Vorrei esser morto allora. Avrei voluto morire allora con quel sentimento in cuore. Sarei stato più degno del Cielo di quanto mai fossi più tardi.
– È tuo fratello – disse mia madre, carezzandomi. – Davy, figlio bello! Povero figlio mio! – E mi baciava con grande ardore, e mi stringeva intorno al collo. Stava così ad abbracciarmi, quando sopraggiunse Peggotty, e mise le ginocchia in terra accanto a noi, e ci stette a vezzeggiare per un quarto d’ora, pazza di gioia.
Pareva che il vetturale avesse anticipato il viaggio, e io non fossi atteso per quell’ora. Pareva, anche, che il signore e la signorina Murdstone fossero partiti per una visita nei dintorni, e che non sarebbero rientrati prima di notte. Non avevo mai sperato tanto. Non avevo mai pensato probabile che ancora una volta noi tre potessimo stare indisturbati insieme; e mi sembrava, intanto, che il tempo antico fosse ritornato.

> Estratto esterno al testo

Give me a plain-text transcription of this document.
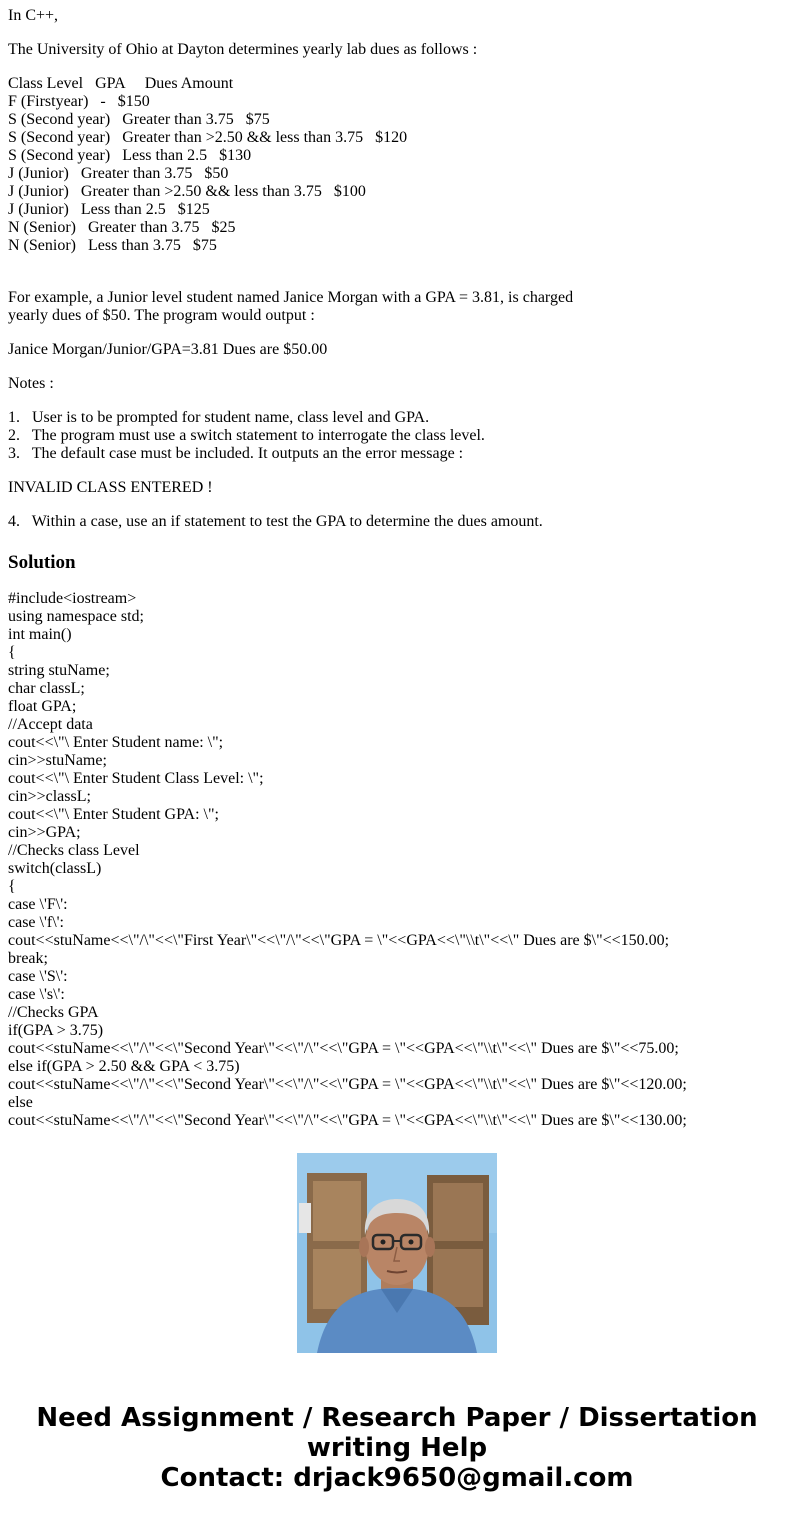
In C++,

The University of Ohio at Dayton determines yearly lab dues as follows :

Class Level   GPA     Dues Amount
F (Firstyear)   -   $150
S (Second year)   Greater than 3.75   $75
S (Second year)   Greater than >2.50 && less than 3.75   $120
S (Second year)   Less than 2.5   $130
J (Junior)   Greater than 3.75   $50
J (Junior)   Greater than >2.50 && less than 3.75   $100
J (Junior)   Less than 2.5   $125
N (Senior)   Greater than 3.75   $25
N (Senior)   Less than 3.75   $75
For example, a Junior level student named Janice Morgan with a GPA = 3.81, is charged
yearly dues of $50. The program would output :

Janice Morgan/Junior/GPA=3.81 Dues are $50.00

Notes :

1.   User is to be prompted for student name, class level and GPA.
2.   The program must use a switch statement to interrogate the class level.
3.   The default case must be included. It outputs an the error message :

INVALID CLASS ENTERED !

4.   Within a case, use an if statement to test the GPA to determine the dues amount.

Solution
#include<iostream>
using namespace std;
int main()
{
string stuName;
char classL;
float GPA;
//Accept data
cout<<\"\ Enter Student name: \";
cin>>stuName;
cout<<\"\ Enter Student Class Level: \";
cin>>classL;
cout<<\"\ Enter Student GPA: \";
cin>>GPA;
//Checks class Level
switch(classL)
{
case \'F\':
case \'f\':
cout<<stuName<<\"/\"<<\"First Year\"<<\"/\"<<\"GPA = \"<<GPA<<\"\\t\"<<\" Dues are $\"<<150.00;
break;
case \'S\':
case \'s\':
//Checks GPA
if(GPA > 3.75)
cout<<stuName<<\"/\"<<\"Second Year\"<<\"/\"<<\"GPA = \"<<GPA<<\"\\t\"<<\" Dues are $\"<<75.00;
else if(GPA > 2.50 && GPA < 3.75)
cout<<stuName<<\"/\"<<\"Second Year\"<<\"/\"<<\"GPA = \"<<GPA<<\"\\t\"<<\" Dues are $\"<<120.00;
else
cout<<stuName<<\"/\"<<\"Second Year\"<<\"/\"<<\"GPA = \"<<GPA<<\"\\t\"<<\" Dues are $\"<<130.00;
Need Assignment / Research Paper / Dissertation
writing Help
Contact: drjack9650@gmail.com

Desinammo insieme accanto al fuoco. Peggotty era lì pronta per servirci, ma mia madre non volle, e la fece sedere con noi. Ebbi il mio vecchio piatto con l’immagine bigia d’un bastimento da guerra a vele spiegate, che Peggotty aveva tenuto gelosamente custodito chi sa dove, in tutto il tempo della mia assenza, perché non si rompesse, giacché non si sarebbe ripagato, ella diceva, neppure con un centinaio di sterline. Ebbi il mio vecchio bicchiere, sul quale era inciso un bel Davide, e la mia vecchia forchettina e il vecchio coltellino che non tagliava.
Mentre eravamo a tavola, pensai che l’occasione fosse favorevole di dire a Peggotty la faccenda di Barkis, e quando l’ebbi detta, ella cominciò a ridere, a ridere, portandosi il grembiule in faccia.